TG Restroom

Some offended group will claim a violation of human rights.

Via The Courier Journal

In a rebuke to a Louisville high school, a Kentucky lawmaker is sponsoring a bill that would ban transgender students from using school restrooms that don’t correspond to their anatomical sex.

The “Kentucky Student Privacy Act,” proposed by State Sen. C.B. Embry Jr., R-Morgantown, also would allow students to sue the school for $2,500 when they encounter a person of the opposite biological sex in a bathroom or locker room if staff have allowed it or failed to prohibit it.

“Parents have a reasonable expectation that schools will not allow minor children to be viewed in various states of undress by members of the opposite biological sex,” Embry wrote in Senate Bill 76, filed this month in the state’s General Assembly.

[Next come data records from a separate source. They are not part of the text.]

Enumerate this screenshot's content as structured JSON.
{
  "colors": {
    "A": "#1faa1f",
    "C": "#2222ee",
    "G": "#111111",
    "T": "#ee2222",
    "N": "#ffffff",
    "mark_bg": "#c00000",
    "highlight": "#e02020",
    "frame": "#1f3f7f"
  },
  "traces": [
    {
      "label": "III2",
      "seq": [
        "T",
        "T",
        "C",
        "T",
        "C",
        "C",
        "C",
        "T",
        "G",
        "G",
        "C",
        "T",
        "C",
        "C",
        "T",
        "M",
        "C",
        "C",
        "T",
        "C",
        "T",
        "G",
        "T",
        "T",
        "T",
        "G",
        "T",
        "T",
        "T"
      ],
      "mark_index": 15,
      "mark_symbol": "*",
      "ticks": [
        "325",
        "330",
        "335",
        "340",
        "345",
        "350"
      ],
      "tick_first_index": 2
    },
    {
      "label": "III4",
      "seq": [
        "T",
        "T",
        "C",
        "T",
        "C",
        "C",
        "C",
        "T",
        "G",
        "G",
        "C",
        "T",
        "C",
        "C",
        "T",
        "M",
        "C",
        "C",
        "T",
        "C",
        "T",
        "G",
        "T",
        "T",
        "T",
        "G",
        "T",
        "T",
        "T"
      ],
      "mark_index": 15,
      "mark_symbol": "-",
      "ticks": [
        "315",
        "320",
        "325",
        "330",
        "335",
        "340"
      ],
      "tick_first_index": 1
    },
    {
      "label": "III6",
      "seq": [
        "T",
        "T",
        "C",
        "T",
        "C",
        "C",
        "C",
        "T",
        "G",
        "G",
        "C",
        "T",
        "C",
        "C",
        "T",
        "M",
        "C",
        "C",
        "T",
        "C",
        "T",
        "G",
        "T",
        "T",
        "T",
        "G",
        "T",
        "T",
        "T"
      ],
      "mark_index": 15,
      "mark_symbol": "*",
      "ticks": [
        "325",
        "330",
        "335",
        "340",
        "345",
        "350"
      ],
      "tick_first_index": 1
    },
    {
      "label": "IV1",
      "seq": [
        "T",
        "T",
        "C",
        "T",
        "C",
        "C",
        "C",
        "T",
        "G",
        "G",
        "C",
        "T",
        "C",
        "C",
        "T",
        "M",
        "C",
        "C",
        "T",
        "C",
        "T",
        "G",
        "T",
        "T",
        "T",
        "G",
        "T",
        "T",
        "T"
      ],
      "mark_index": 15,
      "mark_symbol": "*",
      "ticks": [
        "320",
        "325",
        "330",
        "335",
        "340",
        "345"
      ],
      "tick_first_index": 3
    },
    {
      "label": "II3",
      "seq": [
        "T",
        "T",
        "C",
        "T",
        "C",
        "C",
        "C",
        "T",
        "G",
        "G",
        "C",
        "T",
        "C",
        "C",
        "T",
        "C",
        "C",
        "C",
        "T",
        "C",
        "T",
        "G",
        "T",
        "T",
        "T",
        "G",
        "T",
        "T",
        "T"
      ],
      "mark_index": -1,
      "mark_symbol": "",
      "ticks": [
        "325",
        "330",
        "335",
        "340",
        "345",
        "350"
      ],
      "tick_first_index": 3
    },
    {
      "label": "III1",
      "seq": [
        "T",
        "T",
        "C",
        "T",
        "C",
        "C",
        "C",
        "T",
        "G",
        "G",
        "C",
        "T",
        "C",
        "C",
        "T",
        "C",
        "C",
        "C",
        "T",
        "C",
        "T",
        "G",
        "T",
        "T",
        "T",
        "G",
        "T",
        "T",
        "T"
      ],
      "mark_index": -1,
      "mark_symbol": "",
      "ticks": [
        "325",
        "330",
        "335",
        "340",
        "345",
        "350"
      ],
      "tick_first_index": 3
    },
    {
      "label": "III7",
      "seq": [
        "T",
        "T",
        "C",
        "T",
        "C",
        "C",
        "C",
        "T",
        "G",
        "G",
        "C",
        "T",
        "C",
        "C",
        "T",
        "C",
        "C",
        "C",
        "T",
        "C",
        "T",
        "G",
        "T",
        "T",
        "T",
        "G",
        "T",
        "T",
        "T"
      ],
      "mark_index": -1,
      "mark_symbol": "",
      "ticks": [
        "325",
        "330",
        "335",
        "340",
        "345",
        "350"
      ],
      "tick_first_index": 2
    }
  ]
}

The bill, backed by the Family Foundation of Kentucky, would allow transgender students to ask for special accommodations, such as a unisex bathroom.[…]

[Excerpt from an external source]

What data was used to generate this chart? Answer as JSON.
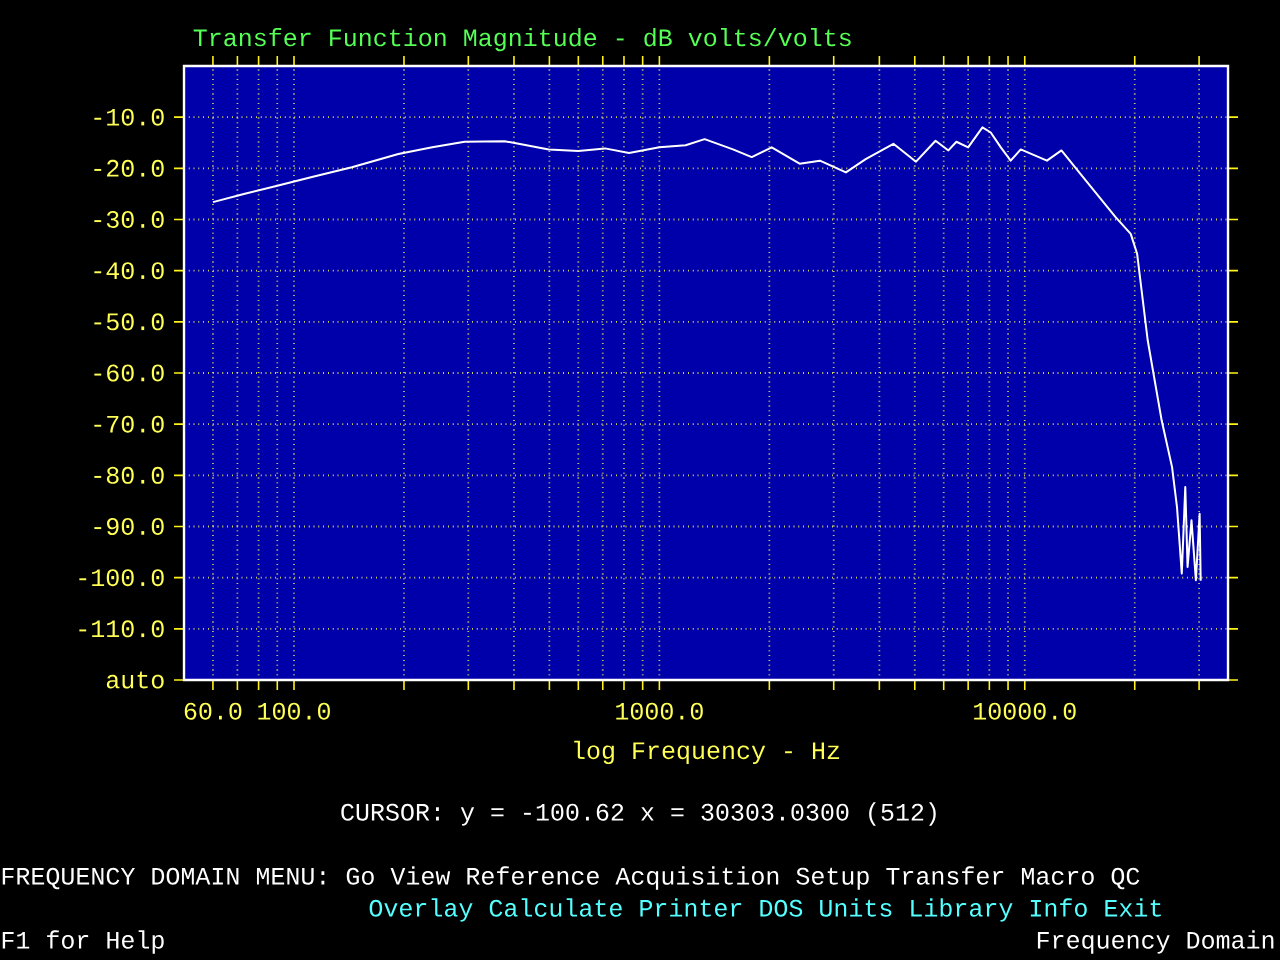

Kent Ostrander, director of the Family Foundation of Kentucky, said his group encouraged Embry to file the bill to establish privacy rights.

He said the threat of lawsuits — including recovering $2,500 for each encounter and more for psychological and emotional harm — would help ensure the law is followed if passed.

“Schools need to be sensitive to students who are conflicted with their gender. But they cannot throw out the personal right of privacy” for every other student, he said.